Background: Interhospital transfers in Australia facilitate access to acute surgical services, however transfer delays can occur. The aims of this study were to examine Australian mortality audit data on acute surgical patients who were transferred after presenting with a surgical emergency, and to identify modifiable predictors of transfer delay.
Methods: Surgical admissions between 1 January 2001 and 18 August 2020 were retrospectively extracted from the Australian and New Zealand Audit of Surgical Mortality database. Relevant factors and themes of interest were collated. Results were presented as odds ratios (OR) and 95% confidence intervals (CI), with statistical significance defined as P <0.05.

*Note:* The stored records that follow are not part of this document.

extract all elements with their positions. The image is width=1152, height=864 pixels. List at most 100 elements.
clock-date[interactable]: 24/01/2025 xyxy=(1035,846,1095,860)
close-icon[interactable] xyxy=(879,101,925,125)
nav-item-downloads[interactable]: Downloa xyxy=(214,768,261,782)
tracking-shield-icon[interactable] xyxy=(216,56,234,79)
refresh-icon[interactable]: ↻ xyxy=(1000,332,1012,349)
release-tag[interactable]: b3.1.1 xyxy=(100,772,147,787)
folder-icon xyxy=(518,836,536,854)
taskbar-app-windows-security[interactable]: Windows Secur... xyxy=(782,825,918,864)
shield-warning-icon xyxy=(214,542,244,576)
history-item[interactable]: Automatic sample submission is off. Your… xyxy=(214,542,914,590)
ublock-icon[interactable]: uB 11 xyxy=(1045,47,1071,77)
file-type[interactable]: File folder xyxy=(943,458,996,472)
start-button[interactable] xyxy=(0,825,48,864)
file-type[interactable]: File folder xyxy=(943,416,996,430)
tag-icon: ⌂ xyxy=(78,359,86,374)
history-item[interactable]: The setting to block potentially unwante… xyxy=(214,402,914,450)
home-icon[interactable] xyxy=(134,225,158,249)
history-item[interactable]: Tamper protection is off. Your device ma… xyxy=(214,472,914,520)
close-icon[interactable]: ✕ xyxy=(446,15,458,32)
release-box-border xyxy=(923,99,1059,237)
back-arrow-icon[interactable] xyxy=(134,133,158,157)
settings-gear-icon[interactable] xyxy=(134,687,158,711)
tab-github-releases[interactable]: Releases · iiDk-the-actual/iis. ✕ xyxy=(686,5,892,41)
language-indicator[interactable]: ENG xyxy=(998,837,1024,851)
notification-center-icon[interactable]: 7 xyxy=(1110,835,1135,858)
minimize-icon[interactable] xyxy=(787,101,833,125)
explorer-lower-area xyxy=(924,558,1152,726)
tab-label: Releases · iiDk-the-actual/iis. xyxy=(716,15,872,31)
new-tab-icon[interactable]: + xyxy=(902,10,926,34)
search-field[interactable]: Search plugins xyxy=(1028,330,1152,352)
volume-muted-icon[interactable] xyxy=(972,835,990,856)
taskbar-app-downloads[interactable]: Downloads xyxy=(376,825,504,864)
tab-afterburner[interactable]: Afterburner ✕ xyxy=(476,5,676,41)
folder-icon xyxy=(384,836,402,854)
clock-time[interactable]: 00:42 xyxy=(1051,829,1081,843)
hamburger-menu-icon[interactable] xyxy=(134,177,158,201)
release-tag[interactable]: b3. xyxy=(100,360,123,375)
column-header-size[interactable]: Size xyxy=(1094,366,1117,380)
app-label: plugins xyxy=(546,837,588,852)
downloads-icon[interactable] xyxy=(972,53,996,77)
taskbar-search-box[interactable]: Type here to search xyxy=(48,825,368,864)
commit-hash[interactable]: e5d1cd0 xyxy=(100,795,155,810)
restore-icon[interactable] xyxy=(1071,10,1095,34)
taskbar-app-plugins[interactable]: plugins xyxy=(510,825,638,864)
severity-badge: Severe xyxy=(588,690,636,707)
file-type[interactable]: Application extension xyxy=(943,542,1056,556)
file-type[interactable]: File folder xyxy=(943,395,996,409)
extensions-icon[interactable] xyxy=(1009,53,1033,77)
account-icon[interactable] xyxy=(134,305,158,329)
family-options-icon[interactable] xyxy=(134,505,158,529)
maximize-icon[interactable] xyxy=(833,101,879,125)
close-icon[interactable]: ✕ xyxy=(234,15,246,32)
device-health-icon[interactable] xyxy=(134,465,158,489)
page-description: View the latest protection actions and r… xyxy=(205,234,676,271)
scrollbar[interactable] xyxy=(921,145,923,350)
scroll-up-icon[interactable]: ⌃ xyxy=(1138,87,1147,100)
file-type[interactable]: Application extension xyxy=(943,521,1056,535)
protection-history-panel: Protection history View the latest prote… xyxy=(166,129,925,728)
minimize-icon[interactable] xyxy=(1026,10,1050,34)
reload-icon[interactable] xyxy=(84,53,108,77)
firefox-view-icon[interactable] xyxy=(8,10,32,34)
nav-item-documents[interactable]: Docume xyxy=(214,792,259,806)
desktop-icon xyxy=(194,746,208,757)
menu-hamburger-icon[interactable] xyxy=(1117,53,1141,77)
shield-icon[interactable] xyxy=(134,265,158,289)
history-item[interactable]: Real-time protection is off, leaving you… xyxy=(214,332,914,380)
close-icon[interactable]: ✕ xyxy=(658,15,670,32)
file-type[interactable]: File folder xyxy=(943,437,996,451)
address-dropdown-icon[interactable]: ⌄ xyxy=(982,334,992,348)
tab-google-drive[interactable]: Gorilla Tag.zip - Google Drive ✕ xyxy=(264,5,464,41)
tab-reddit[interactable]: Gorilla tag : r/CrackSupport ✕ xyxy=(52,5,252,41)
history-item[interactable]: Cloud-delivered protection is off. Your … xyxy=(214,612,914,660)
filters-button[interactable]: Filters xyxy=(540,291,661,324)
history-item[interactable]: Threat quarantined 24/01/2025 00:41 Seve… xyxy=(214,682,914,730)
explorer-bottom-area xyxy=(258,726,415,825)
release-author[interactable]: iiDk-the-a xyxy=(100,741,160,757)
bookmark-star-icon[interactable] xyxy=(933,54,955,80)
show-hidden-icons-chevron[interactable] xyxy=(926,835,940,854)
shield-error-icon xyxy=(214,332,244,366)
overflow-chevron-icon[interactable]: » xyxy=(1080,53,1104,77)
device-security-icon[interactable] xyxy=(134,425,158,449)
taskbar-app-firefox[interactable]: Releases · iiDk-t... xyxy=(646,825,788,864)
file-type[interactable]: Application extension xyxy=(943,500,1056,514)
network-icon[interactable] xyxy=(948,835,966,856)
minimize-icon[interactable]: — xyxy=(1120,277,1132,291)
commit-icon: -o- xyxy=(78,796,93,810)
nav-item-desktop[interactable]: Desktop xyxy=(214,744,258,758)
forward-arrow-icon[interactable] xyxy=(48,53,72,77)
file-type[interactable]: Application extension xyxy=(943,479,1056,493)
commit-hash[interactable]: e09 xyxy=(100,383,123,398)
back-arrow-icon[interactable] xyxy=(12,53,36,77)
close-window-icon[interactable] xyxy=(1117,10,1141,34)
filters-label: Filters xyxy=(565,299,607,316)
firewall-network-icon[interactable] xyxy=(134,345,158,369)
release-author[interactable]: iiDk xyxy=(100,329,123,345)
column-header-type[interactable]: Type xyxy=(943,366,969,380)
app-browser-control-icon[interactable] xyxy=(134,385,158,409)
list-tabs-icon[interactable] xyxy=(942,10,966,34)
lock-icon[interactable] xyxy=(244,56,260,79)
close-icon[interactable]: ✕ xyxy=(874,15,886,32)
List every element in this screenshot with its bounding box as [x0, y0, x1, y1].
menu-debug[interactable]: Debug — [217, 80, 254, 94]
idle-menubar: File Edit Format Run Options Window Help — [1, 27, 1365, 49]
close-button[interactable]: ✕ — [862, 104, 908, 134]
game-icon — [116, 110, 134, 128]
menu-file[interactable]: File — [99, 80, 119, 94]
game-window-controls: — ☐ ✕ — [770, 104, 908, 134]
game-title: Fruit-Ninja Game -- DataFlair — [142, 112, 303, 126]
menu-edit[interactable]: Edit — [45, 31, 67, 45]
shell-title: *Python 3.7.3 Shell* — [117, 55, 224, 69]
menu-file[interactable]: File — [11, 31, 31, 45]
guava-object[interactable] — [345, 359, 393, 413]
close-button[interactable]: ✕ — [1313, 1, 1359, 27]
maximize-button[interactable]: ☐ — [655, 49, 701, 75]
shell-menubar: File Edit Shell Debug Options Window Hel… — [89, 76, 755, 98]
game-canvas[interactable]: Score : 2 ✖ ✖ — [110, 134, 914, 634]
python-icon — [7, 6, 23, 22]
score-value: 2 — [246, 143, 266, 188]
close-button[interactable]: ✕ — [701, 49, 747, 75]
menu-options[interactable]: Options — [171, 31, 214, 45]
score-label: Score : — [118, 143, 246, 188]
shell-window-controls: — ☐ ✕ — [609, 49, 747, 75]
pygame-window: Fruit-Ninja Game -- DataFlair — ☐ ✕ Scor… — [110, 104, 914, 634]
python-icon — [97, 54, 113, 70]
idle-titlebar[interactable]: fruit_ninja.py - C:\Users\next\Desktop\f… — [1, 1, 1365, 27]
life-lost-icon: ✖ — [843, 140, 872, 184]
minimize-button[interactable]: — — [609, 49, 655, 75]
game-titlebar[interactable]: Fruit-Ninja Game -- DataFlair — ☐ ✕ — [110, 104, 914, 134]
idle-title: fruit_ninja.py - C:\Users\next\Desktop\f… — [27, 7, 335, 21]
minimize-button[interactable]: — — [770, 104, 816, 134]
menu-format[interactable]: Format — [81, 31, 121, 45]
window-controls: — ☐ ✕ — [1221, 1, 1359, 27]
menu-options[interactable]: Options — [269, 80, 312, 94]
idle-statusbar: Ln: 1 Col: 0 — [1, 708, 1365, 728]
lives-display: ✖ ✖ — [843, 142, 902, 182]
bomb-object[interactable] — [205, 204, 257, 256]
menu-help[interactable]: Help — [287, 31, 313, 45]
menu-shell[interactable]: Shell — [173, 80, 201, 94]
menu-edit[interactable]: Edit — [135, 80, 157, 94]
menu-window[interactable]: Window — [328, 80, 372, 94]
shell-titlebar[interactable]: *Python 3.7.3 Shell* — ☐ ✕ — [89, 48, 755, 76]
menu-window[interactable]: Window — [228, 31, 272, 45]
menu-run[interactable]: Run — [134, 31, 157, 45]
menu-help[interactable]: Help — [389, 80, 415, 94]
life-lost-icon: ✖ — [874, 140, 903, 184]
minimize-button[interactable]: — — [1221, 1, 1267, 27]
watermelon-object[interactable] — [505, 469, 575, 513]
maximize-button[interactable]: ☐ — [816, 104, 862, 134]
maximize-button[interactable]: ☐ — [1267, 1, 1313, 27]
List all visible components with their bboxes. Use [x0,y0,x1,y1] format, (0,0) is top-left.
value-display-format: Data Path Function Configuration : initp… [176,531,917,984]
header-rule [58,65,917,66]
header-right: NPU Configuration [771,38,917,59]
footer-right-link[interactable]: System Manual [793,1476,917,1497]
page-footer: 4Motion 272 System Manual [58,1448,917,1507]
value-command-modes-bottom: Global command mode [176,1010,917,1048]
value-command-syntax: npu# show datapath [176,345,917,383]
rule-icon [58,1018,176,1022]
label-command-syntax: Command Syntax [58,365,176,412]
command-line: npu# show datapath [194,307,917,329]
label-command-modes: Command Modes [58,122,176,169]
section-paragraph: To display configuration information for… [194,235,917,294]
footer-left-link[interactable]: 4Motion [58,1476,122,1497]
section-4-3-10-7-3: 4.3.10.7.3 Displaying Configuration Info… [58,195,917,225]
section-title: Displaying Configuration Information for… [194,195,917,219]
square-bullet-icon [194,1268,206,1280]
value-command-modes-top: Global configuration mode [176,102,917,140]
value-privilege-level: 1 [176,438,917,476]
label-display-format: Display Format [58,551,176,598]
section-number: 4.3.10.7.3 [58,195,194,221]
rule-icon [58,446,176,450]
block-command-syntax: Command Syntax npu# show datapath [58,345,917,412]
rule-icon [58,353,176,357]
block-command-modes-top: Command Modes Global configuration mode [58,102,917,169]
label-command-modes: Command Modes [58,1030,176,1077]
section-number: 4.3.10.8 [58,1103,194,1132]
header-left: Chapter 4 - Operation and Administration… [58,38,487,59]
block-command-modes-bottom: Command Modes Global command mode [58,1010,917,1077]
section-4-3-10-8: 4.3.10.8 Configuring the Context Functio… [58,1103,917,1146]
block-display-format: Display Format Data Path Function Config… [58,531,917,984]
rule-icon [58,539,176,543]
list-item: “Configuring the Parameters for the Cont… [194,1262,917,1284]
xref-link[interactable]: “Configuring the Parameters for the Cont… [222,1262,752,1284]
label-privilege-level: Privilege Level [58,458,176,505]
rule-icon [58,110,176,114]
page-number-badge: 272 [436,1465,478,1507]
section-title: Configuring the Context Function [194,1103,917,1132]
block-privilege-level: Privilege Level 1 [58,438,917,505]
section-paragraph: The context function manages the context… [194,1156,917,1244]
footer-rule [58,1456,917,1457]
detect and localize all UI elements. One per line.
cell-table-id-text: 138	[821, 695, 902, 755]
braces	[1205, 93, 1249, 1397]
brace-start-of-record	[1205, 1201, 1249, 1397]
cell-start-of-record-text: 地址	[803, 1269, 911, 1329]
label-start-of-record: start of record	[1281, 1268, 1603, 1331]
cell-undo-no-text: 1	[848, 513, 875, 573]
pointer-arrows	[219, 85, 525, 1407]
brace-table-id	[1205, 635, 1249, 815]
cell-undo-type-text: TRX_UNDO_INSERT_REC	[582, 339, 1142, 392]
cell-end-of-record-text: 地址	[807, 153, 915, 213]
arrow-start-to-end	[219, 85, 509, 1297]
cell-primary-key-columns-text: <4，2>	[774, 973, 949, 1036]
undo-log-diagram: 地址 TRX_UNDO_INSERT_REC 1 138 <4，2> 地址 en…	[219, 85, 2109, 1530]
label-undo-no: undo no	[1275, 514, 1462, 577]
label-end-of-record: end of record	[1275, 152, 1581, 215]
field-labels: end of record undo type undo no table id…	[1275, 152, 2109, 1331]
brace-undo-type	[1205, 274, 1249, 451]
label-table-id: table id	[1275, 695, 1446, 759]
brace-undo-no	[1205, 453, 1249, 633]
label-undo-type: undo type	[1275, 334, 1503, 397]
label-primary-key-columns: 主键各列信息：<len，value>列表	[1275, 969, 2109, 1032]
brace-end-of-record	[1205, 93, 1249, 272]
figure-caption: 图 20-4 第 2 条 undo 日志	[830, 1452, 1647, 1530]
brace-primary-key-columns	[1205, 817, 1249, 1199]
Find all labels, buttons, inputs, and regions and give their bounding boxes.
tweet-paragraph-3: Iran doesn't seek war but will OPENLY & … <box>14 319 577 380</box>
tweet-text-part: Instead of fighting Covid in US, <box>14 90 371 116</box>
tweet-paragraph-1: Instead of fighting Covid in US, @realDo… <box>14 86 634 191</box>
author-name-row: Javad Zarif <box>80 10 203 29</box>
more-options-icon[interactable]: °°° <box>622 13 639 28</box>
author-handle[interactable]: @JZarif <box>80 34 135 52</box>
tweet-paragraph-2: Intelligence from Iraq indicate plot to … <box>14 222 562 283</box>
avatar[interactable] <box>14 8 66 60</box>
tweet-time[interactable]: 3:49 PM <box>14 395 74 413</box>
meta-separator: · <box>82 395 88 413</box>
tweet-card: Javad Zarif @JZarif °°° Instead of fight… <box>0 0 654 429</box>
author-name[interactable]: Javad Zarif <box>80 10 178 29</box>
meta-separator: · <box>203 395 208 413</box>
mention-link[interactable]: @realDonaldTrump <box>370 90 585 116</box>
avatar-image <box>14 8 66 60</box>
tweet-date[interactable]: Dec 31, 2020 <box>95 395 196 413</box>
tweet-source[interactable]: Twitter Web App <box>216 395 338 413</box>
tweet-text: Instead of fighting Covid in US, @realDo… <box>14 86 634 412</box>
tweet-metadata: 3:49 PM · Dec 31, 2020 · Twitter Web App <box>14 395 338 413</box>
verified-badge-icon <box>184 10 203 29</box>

Results: After exclusion, a final 8270 cases were analysed. Non-modifiable predictors identified were female gender (OR 1.34, 95% CI 1.05-1.70, P = 0.0184), comorbidities (OR 1.50, 95% CI 1.40-161, P <0.0001) and major non-trauma non-vascular specialty (OR 1.54 to 7.77, depending on specialty, P < 0.05). Modifiable predictors were inadequate clinical assessment (OR 49.48, 95% CI 32.91-74.38, P <0.0001), poor communication (OR 6.62, 95% CI 3.70-11.85, P <0.0001) and multiple transfers (OR 6.30, OR 95% 4.31-9.21, P <0.0001). Age, lack of bed and after-hours transfer did not predict transfer delays. Metropolitan transfers was protective against transfer delays (OR 0.64, 95% CI 0.47-0.86, P = 0.0035).
Conclusion: In the view of the receiving surgeon or assessor, all transfer delays potentially contributed to patient deaths, and may have been preventable. Strategies directed at modifiable factors could minimize delays. Increased surgical services in non-metropolitan regions could reduce need for transfer. Prospective data is required to examine if the same predictors are observed in surgical patients who survive.